Katarzyna Roman-RawskaLeszek Zych/Polityka Katarzyna Roman-Rawska

JOANNA PODGÓRSKA: – Co było dla pani impulsem, by opowiedzieć historię polskich starowierów, a zarazem własnej rodziny?
KATARZYNA ROMAN-RAWSKA: – Zarzekałam się, że nigdy publicznie tej historii opowiadać nie będę, długo brakowało mi dystansu. Ale poruszyła mnie drastyczna likwidacja cmentarza starowierskiego w Białogórach nad Jeziorem Białym w 2020 r. Przywykłam, że jak coś ma znikać, to łagodnie, naturalnie. Niechby sobie dalej zarastał i tak się wtapiał w lasy i jeziora. Zabolało mnie to, bo stało się coś niesprawiedliwego, nieludzkiego. Wjechały spycharki, równiarki, zniszczyły resztki mogił. A potem nikt się nie chciał przyznać, że wiedziano o istnieniu tego cmentarza, mimo wyraźnych oznaczeń, i mimo że miejsce to było wpisane do ewidencji zabytków. Ten teren został zakwalifikowany jako działka rekreacyjna. Od lat był w rękach prywatnych. Sprzedając go, właściciel prawdopodobnie zataił informację, że to cmentarz. Nowy właściciel chciał wyciąć krzaki. Udawał, że nie widzi odkrytych kości. Mógł chociaż nie udawać. Byłoby łatwiej to zaakceptować. Rok później wczesną jesienią zmarła moja babcia Anisa. Była z ostatniego tak spójnego starowierskiego pokolenia w Polsce. Zrozumiałam, że oni i ślady po nich po prostu znikają.

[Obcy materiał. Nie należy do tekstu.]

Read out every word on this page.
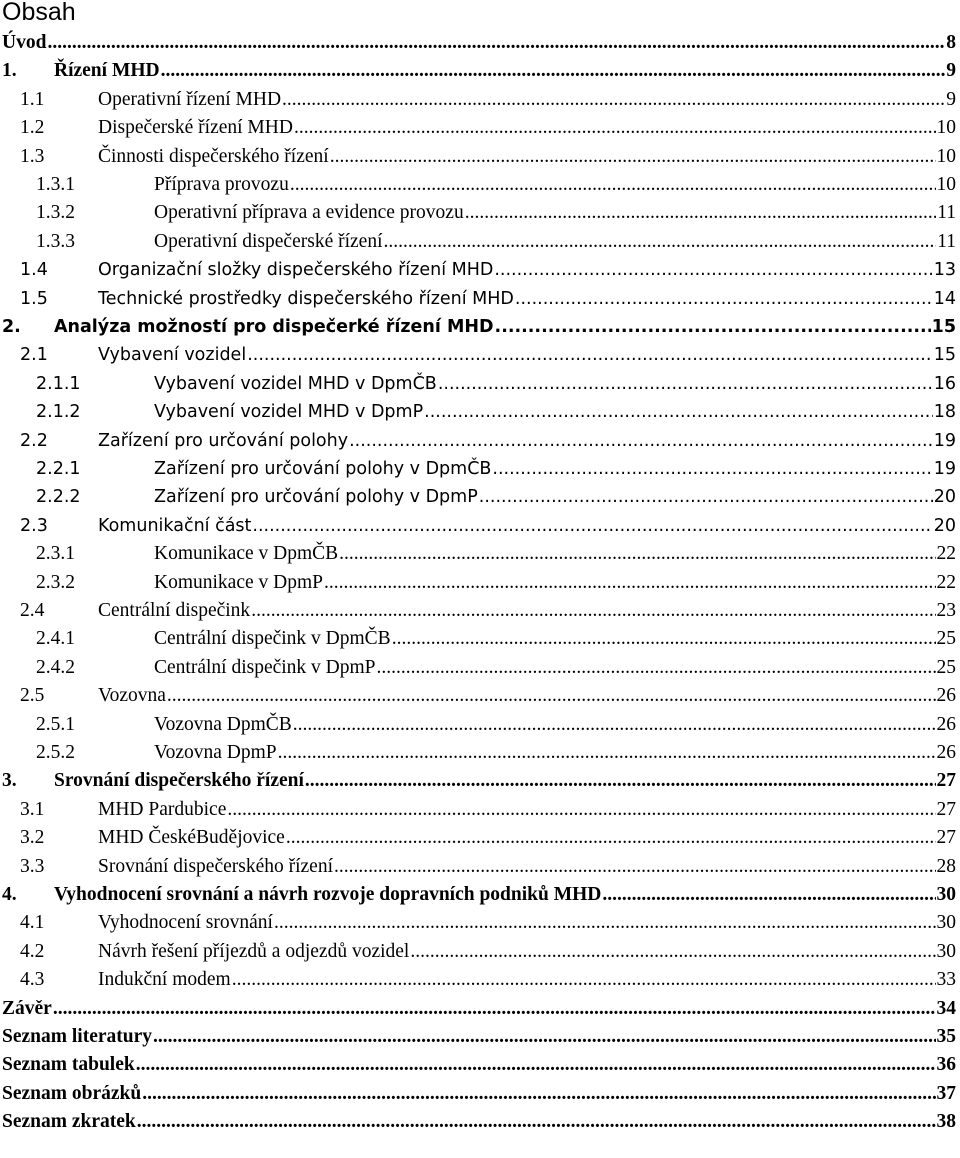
Obsah
Úvod .....	8
1.	Řízení MHD .....	9
1.1	Operativní řízení MHD .....	9
1.2	Dispečerské řízení MHD .....	10
1.3	Činnosti dispečerského řízení .....	10
1.3.1	Příprava provozu .....	10
1.3.2	Operativní příprava a evidence provozu .....	11
1.3.3	Operativní dispečerské řízení .....	11
1.4	Organizační složky dispečerského řízení MHD .....	13
1.5	Technické prostředky dispečerského řízení MHD .....	14
2.	Analýza možností pro dispečerké řízení MHD .....	15
2.1	Vybavení vozidel .....	15
2.1.1	Vybavení vozidel MHD v DpmČB .....	16
2.1.2	Vybavení vozidel MHD v DpmP .....	18
2.2	Zařízení pro určování polohy .....	19
2.2.1	Zařízení pro určování polohy v DpmČB .....	19
2.2.2	Zařízení pro určování polohy v DpmP .....	20
2.3	Komunikační část .....	20
2.3.1	Komunikace v DpmČB .....	22
2.3.2	Komunikace v DpmP .....	22
2.4	Centrální dispečink .....	23
2.4.1	Centrální dispečink v DpmČB .....	25
2.4.2	Centrální dispečink v DpmP .....	25
2.5	Vozovna .....	26
2.5.1	Vozovna DpmČB .....	26
2.5.2	Vozovna DpmP .....	26
3.	Srovnání dispečerského řízení .....	27
3.1	MHD Pardubice .....	27
3.2	MHD ČeskéBudějovice .....	27
3.3	Srovnání dispečerského řízení .....	28
4.	Vyhodnocení srovnání a návrh rozvoje dopravních podniků MHD .....	30
4.1	Vyhodnocení srovnání .....	30
4.2	Návrh řešení příjezdů a odjezdů vozidel .....	30
4.3	Indukční modem .....	33
Závěr .....	34
Seznam literatury .....	35
Seznam tabulek .....	36
Seznam obrázků .....	37
Seznam zkratek .....	38
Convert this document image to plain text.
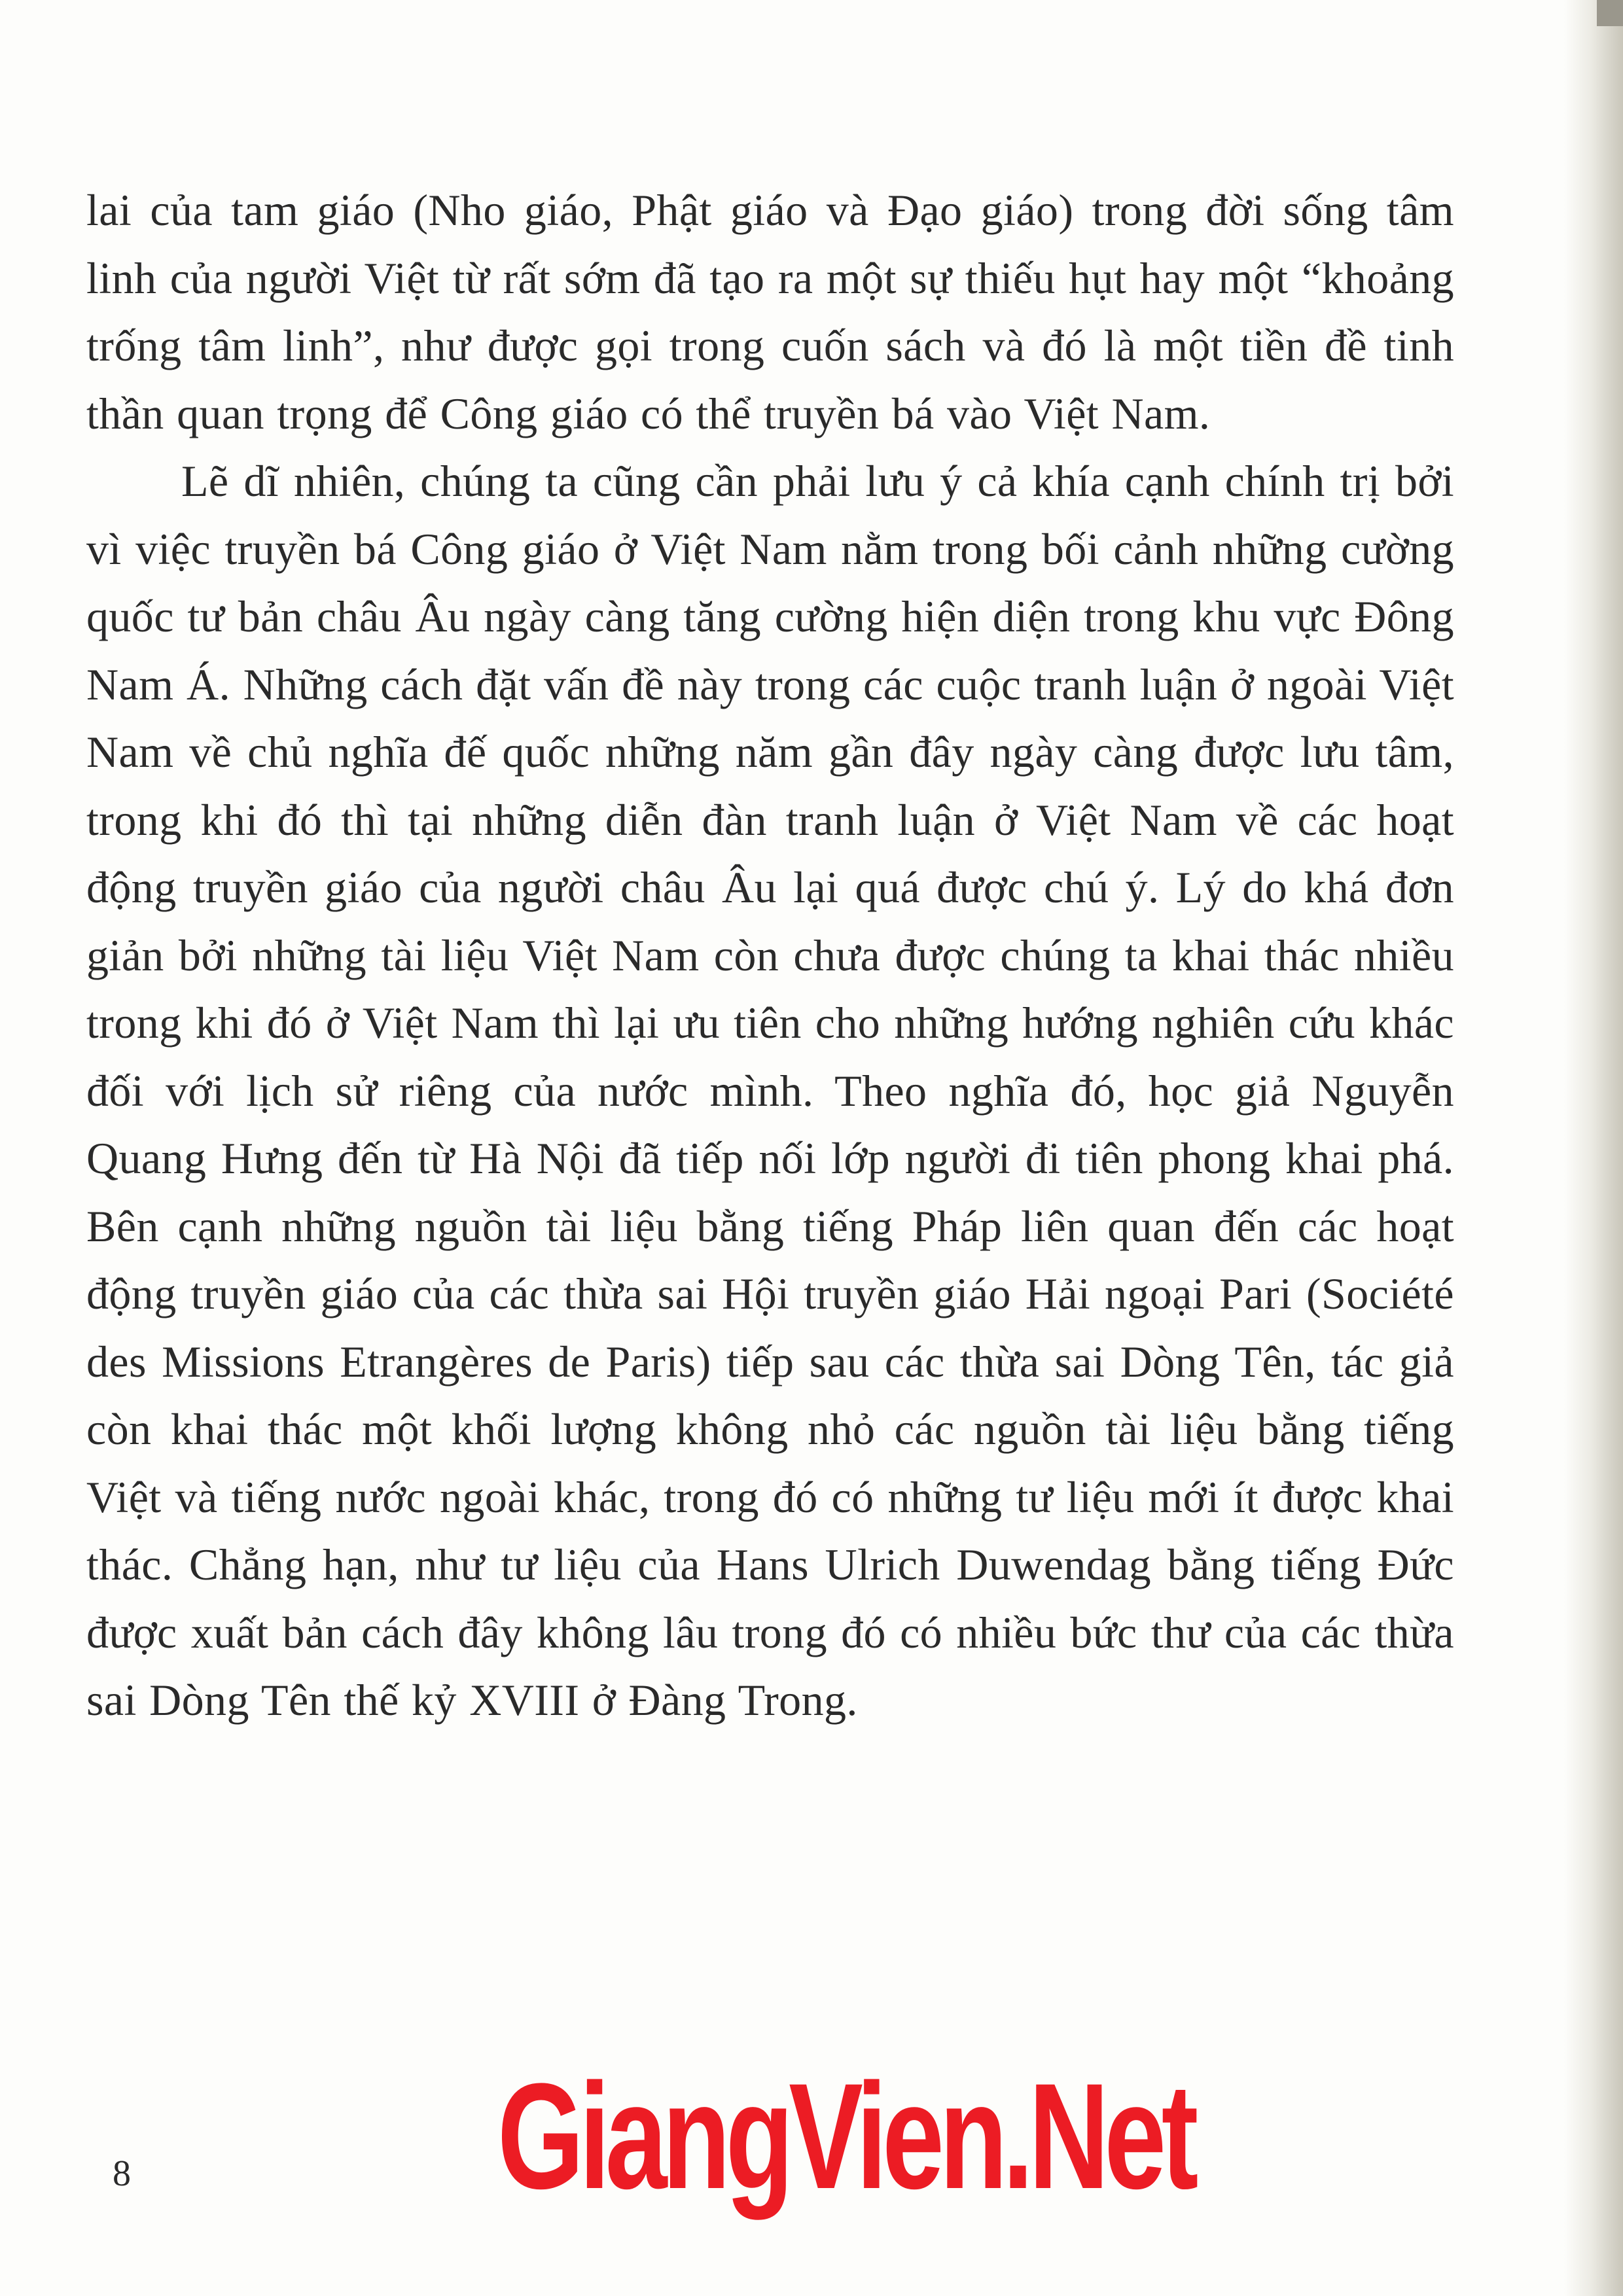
lai của tam giáo (Nho giáo, Phật giáo và Đạo giáo) trong đời sống tâm linh của người Việt từ rất sớm đã tạo ra một sự thiếu hụt hay một “khoảng trống tâm linh”, như được gọi trong cuốn sách và đó là một tiền đề tinh thần quan trọng để Công giáo có thể truyền bá vào Việt Nam.

Lẽ dĩ nhiên, chúng ta cũng cần phải lưu ý cả khía cạnh chính trị bởi vì việc truyền bá Công giáo ở Việt Nam nằm trong bối cảnh những cường quốc tư bản châu Âu ngày càng tăng cường hiện diện trong khu vực Đông Nam Á. Những cách đặt vấn đề này trong các cuộc tranh luận ở ngoài Việt Nam về chủ nghĩa đế quốc những năm gần đây ngày càng được lưu tâm, trong khi đó thì tại những diễn đàn tranh luận ở Việt Nam về các hoạt động truyền giáo của người châu Âu lại quá được chú ý. Lý do khá đơn giản bởi những tài liệu Việt Nam còn chưa được chúng ta khai thác nhiều trong khi đó ở Việt Nam thì lại ưu tiên cho những hướng nghiên cứu khác đối với lịch sử riêng của nước mình. Theo nghĩa đó, học giả Nguyễn Quang Hưng đến từ Hà Nội đã tiếp nối lớp người đi tiên phong khai phá. Bên cạnh những nguồn tài liệu bằng tiếng Pháp liên quan đến các hoạt động truyền giáo của các thừa sai Hội truyền giáo Hải ngoại Pari (Société des Missions Etrangères de Paris) tiếp sau các thừa sai Dòng Tên, tác giả còn khai thác một khối lượng không nhỏ các nguồn tài liệu bằng tiếng Việt và tiếng nước ngoài khác, trong đó có những tư liệu mới ít được khai thác. Chẳng hạn, như tư liệu của Hans Ulrich Duwendag bằng tiếng Đức được xuất bản cách đây không lâu trong đó có nhiều bức thư của các thừa sai Dòng Tên thế kỷ XVIII ở Đàng Trong.

8 GiangVien.Net
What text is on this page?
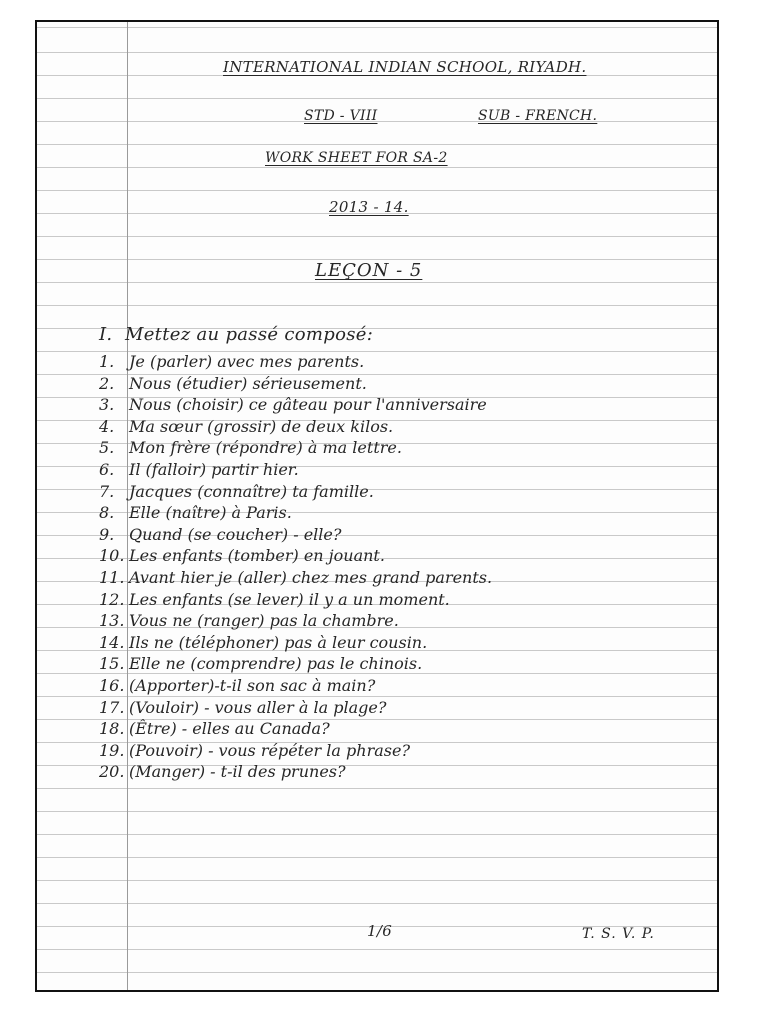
INTERNATIONAL INDIAN SCHOOL, RIYADH.
STD - VIII	SUB - FRENCH.
WORK SHEET FOR SA-2
2013 - 14.
LEÇON - 5
I. Mettez au passé composé:
1. Je (parler) avec mes parents.
2. Nous (étudier) sérieusement.
3. Nous (choisir) ce gâteau pour l'anniversaire
4. Ma sœur (grossir) de deux kilos.
5. Mon frère (répondre) à ma lettre.
6. Il (falloir) partir hier.
7. Jacques (connaître) ta famille.
8. Elle (naître) à Paris.
9. Quand (se coucher) - elle?
10. Les enfants (tomber) en jouant.
11. Avant hier je (aller) chez mes grand parents.
12. Les enfants (se lever) il y a un moment.
13. Vous ne (ranger) pas la chambre.
14. Ils ne (téléphoner) pas à leur cousin.
15. Elle ne (comprendre) pas le chinois.
16. (Apporter)-t-il son sac à main?
17. (Vouloir) - vous aller à la plage?
18. (Être) - elles au Canada?
19. (Pouvoir) - vous répéter la phrase?
20. (Manger) - t-il des prunes?
1/6	T. S. V. P.
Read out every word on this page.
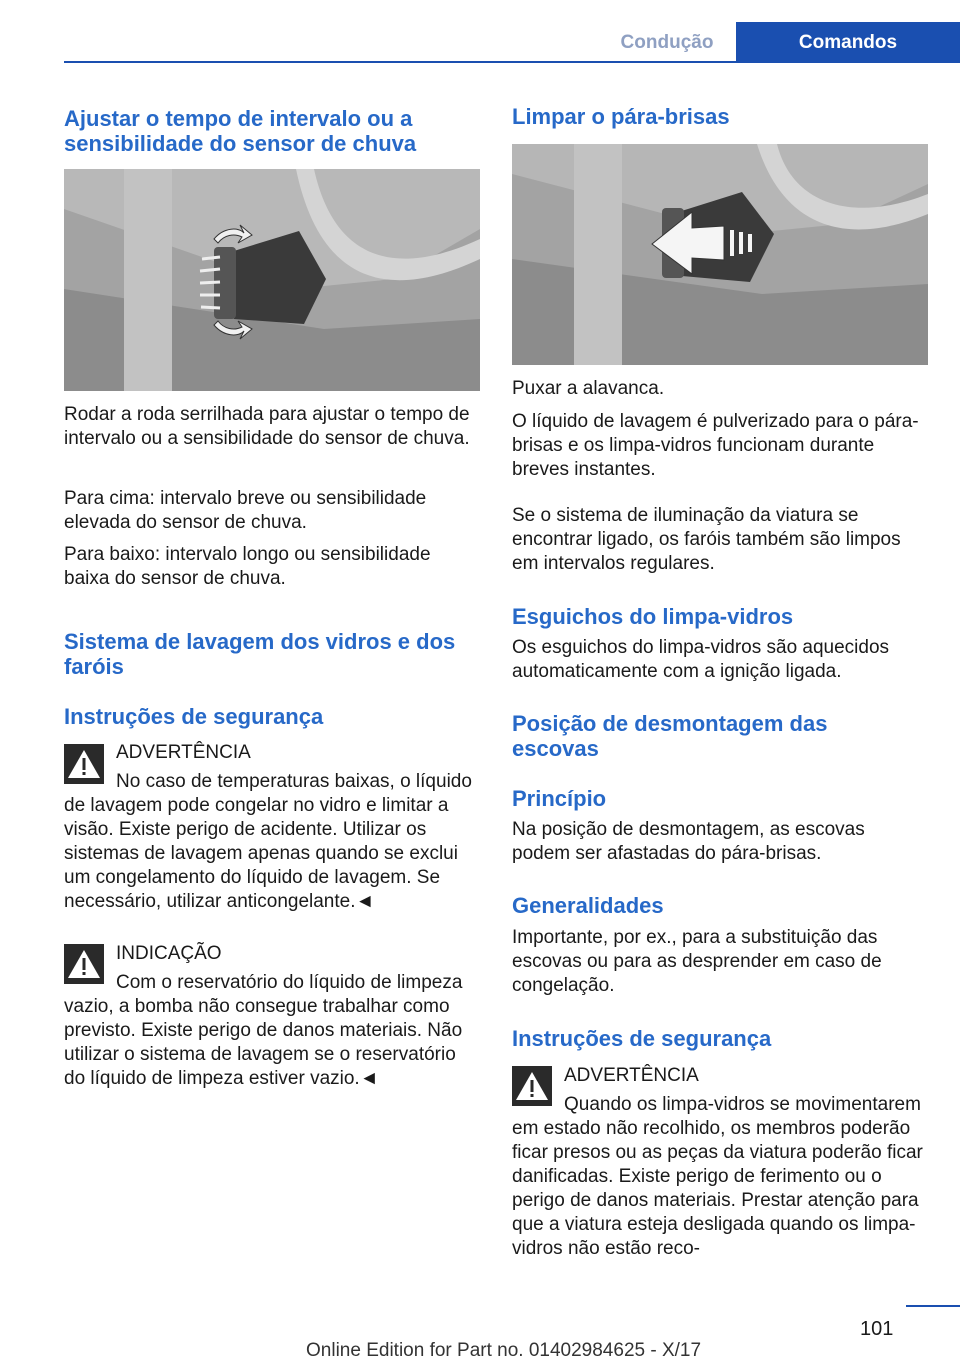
Condução	Comandos
Ajustar o tempo de intervalo ou a sensibilidade do sensor de chuva

Rodar a roda serrilhada para ajustar o tempo de intervalo ou a sensibilidade do sensor de chuva.

Para cima: intervalo breve ou sensibilidade elevada do sensor de chuva.

Para baixo: intervalo longo ou sensibilidade baixa do sensor de chuva.

Sistema de lavagem dos vidros e dos faróis
Instruções de segurança
ADVERTÊNCIA

No caso de temperaturas baixas, o líquido de lavagem pode congelar no vidro e limitar a visão. Existe perigo de acidente. Utilizar os sistemas de lavagem apenas quando se exclui um congelamento do líquido de lavagem. Se necessário, utilizar anticongelante.◄

INDICAÇÃO

Com o reservatório do líquido de limpeza vazio, a bomba não consegue trabalhar como previsto. Existe perigo de danos materiais. Não utilizar o sistema de lavagem se o reservatório do líquido de limpeza estiver vazio.◄

Limpar o pára-brisas

Puxar a alavanca.

O líquido de lavagem é pulverizado para o pára-brisas e os limpa-vidros funcionam durante breves instantes.

Se o sistema de iluminação da viatura se encontrar ligado, os faróis também são limpos em intervalos regulares.

Esguichos do limpa-vidros

Os esguichos do limpa-vidros são aquecidos automaticamente com a ignição ligada.

Posição de desmontagem das escovas
Princípio

Na posição de desmontagem, as escovas podem ser afastadas do pára-brisas.

Generalidades

Importante, por ex., para a substituição das escovas ou para as desprender em caso de congelação.

Instruções de segurança
ADVERTÊNCIA

Quando os limpa-vidros se movimentarem em estado não recolhido, os membros poderão ficar presos ou as peças da viatura poderão ficar danificadas. Existe perigo de ferimento ou o perigo de danos materiais. Prestar atenção para que a viatura esteja desligada quando os limpa-vidros não estão reco-

101
Online Edition for Part no. 01402984625 - X/17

Pani dorastała ze świadomością swoich korzeni?
To była świadomość cenzurowana. O zasłanianie korzeni dbała moja mama, która sama doświadczała dyskryminacji na tle etnicznym i próbowała mnie przed tym chronić. Dla polskiego otoczenia bywała kacapką, chociaż to ona całą wieś zawsze przekonywała, że są Polakami. Dopiero podczas pracy nad książką zrozumiałam, co to znaczy być z mniejszości, zwłaszcza takiej z korzeniami ruskimi lub w Rosji. W naszym warszawskim domu po prostu się o tym nie mówiło.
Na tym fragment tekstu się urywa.